Habe einen kleinen Tip, um Firefox noch zu beschleunigen.


Gebt in der Adressleiste "about:config" ein und bestätigt mit Enter
Scrollt nach unten und sucht den Eintrag "network.http.pipelining". Klickt darauf doppelt -> er wird fett und bei Value steht "true".
Klick auf den Eintrag direkt darunter (network.http.pipelining.maxrequests) auch doppelt und gebt einen Wert bis ca. 30 ein.
Zwei Zeilen darunter findet ihr den "network.http.proxy.pipelining". Klickt auch hier doppelt (sollte wieder fett werden).
Nun startet Firefox neu und begutachtet eure Startseite in nie dagewesener Geschwindigkeit! ^^

Viel Spaß!

@Admins: Bin mir nicht sicher obs hierher passt, wenn nicht bitte verschieben!
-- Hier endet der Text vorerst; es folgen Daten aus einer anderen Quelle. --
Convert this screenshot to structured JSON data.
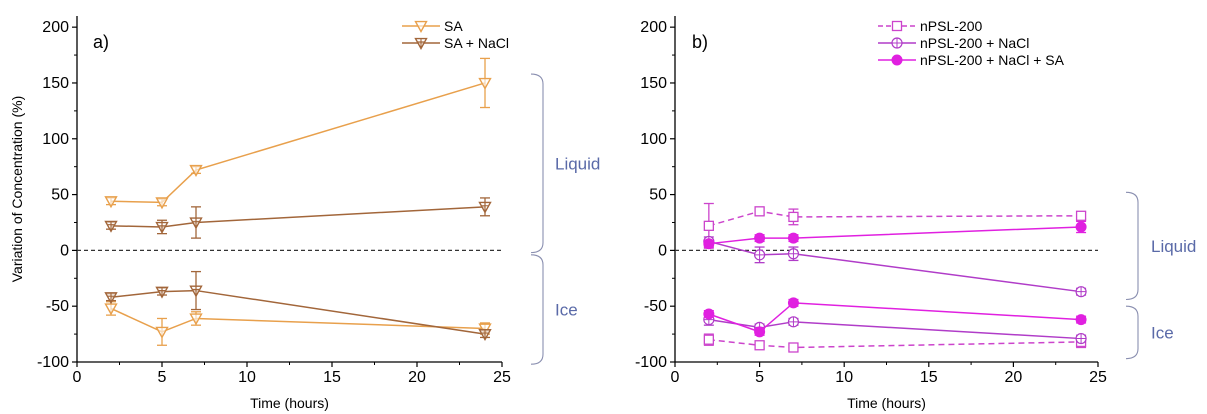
{
  "chart_data": [
    {
      "type": "line",
      "panel_label": "a)",
      "xlabel": "Time (hours)",
      "ylabel": "Variation of Concentration (%)",
      "xlim": [
        0,
        25
      ],
      "ylim": [
        -100,
        210
      ],
      "xticks": [
        0,
        5,
        10,
        15,
        20,
        25
      ],
      "yticks": [
        -100,
        -50,
        0,
        50,
        100,
        150,
        200
      ],
      "zero_line": {
        "y": 0,
        "style": "dashed",
        "color": "#333333"
      },
      "legend_position": "top-right",
      "regions": [
        {
          "label": "Liquid",
          "range": [
            -2,
            158
          ],
          "color": "#5a6aa8"
        },
        {
          "label": "Ice",
          "range": [
            -102,
            -4
          ],
          "color": "#5a6aa8"
        }
      ],
      "series": [
        {
          "name": "SA",
          "phase": "Liquid",
          "color": "#e8a04c",
          "marker": "triangle-down-open",
          "dash": "solid",
          "show_in_legend": true,
          "x": [
            2,
            5,
            7,
            24
          ],
          "y": [
            44,
            43,
            72,
            150
          ],
          "err": [
            3,
            3,
            3,
            22
          ]
        },
        {
          "name": "SA + NaCl",
          "phase": "Liquid",
          "color": "#a2663a",
          "marker": "triangle-down-cross",
          "dash": "solid",
          "show_in_legend": true,
          "x": [
            2,
            5,
            7,
            24
          ],
          "y": [
            22,
            21,
            25,
            39
          ],
          "err": [
            3,
            6,
            14,
            8
          ]
        },
        {
          "name": "SA",
          "phase": "Ice",
          "color": "#e8a04c",
          "marker": "triangle-down-open",
          "dash": "solid",
          "show_in_legend": false,
          "x": [
            2,
            5,
            7,
            24
          ],
          "y": [
            -52,
            -73,
            -61,
            -70
          ],
          "err": [
            6,
            12,
            6,
            5
          ]
        },
        {
          "name": "SA + NaCl",
          "phase": "Ice",
          "color": "#a2663a",
          "marker": "triangle-down-cross",
          "dash": "solid",
          "show_in_legend": false,
          "x": [
            2,
            5,
            7,
            24
          ],
          "y": [
            -42,
            -37,
            -36,
            -75
          ],
          "err": [
            3,
            3,
            17,
            3
          ]
        }
      ]
    },
    {
      "type": "line",
      "panel_label": "b)",
      "xlabel": "Time (hours)",
      "ylabel": "",
      "xlim": [
        0,
        25
      ],
      "ylim": [
        -100,
        210
      ],
      "xticks": [
        0,
        5,
        10,
        15,
        20,
        25
      ],
      "yticks": [
        -100,
        -50,
        0,
        50,
        100,
        150,
        200
      ],
      "zero_line": {
        "y": 0,
        "style": "dashed",
        "color": "#333333"
      },
      "legend_position": "top-center",
      "regions": [
        {
          "label": "Liquid",
          "range": [
            -44,
            52
          ],
          "color": "#5a6aa8"
        },
        {
          "label": "Ice",
          "range": [
            -97,
            -50
          ],
          "color": "#5a6aa8"
        }
      ],
      "series": [
        {
          "name": "nPSL-200",
          "phase": "Liquid",
          "color": "#cc44cc",
          "marker": "square-open",
          "dash": "dashed",
          "show_in_legend": true,
          "x": [
            2,
            5,
            7,
            24
          ],
          "y": [
            22,
            35,
            30,
            31
          ],
          "err": [
            20,
            3,
            7,
            3
          ]
        },
        {
          "name": "nPSL-200 + NaCl",
          "phase": "Liquid",
          "color": "#b03cc8",
          "marker": "circle-cross",
          "dash": "solid",
          "show_in_legend": true,
          "x": [
            2,
            5,
            7,
            24
          ],
          "y": [
            8,
            -4,
            -3,
            -37
          ],
          "err": [
            4,
            7,
            6,
            3
          ]
        },
        {
          "name": "nPSL-200 + NaCl + SA",
          "phase": "Liquid",
          "color": "#e020e0",
          "marker": "circle-filled",
          "dash": "solid",
          "show_in_legend": true,
          "x": [
            2,
            5,
            7,
            24
          ],
          "y": [
            6,
            11,
            11,
            21
          ],
          "err": [
            3,
            3,
            3,
            5
          ]
        },
        {
          "name": "nPSL-200",
          "phase": "Ice",
          "color": "#cc44cc",
          "marker": "square-open",
          "dash": "dashed",
          "show_in_legend": false,
          "x": [
            2,
            5,
            7,
            24
          ],
          "y": [
            -80,
            -85,
            -87,
            -82
          ],
          "err": [
            5,
            3,
            3,
            5
          ]
        },
        {
          "name": "nPSL-200 + NaCl",
          "phase": "Ice",
          "color": "#b03cc8",
          "marker": "circle-cross",
          "dash": "solid",
          "show_in_legend": false,
          "x": [
            2,
            5,
            7,
            24
          ],
          "y": [
            -62,
            -69,
            -64,
            -79
          ],
          "err": [
            5,
            3,
            3,
            3
          ]
        },
        {
          "name": "nPSL-200 + NaCl + SA",
          "phase": "Ice",
          "color": "#e020e0",
          "marker": "circle-filled",
          "dash": "solid",
          "show_in_legend": false,
          "x": [
            2,
            5,
            7,
            24
          ],
          "y": [
            -57,
            -73,
            -47,
            -62
          ],
          "err": [
            3,
            3,
            3,
            3
          ]
        }
      ]
    }
  ]
}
Danke


----------



## DrHonigtau (30. Dezember 2004)

Wenn ich keinen Denkfehler hab, dann ist
"network.http.pipelining.maxrequests"
für die Anzahl der Dateien die gleichzeitig geladen werden zuständig.

Wer also eine schnelle I-net Verbindung hat, kanns noch weiter raufdrehen ^^
Ich habs mir zB auf 200 gestellt (inet:2048/512 kbits/s)...  prima ^^
thx für den tipp

mfg


----------



## Johannes Postler (30. Dezember 2004)

Da hast du glaub ich keinen Denkfehler. 
Es ist nur laut Asa Dotzler so, dass nicht alle Webserver mit den vielen gleichzeitigen Anfragen umgehen können, und deshalb manche Seiten nicht richtig angezeigt werden. 
Hab aber bis jetzt noch keine entdeckt - handelt sich wohl um recht exotische Server.


----------



## Claudia_aus_NRW (30. Dezember 2004)

*Hallo,*

 Cool danke hab es gerade gemacht. Es ist jetzt wirklich schneller 

 Gruß Claudia


----------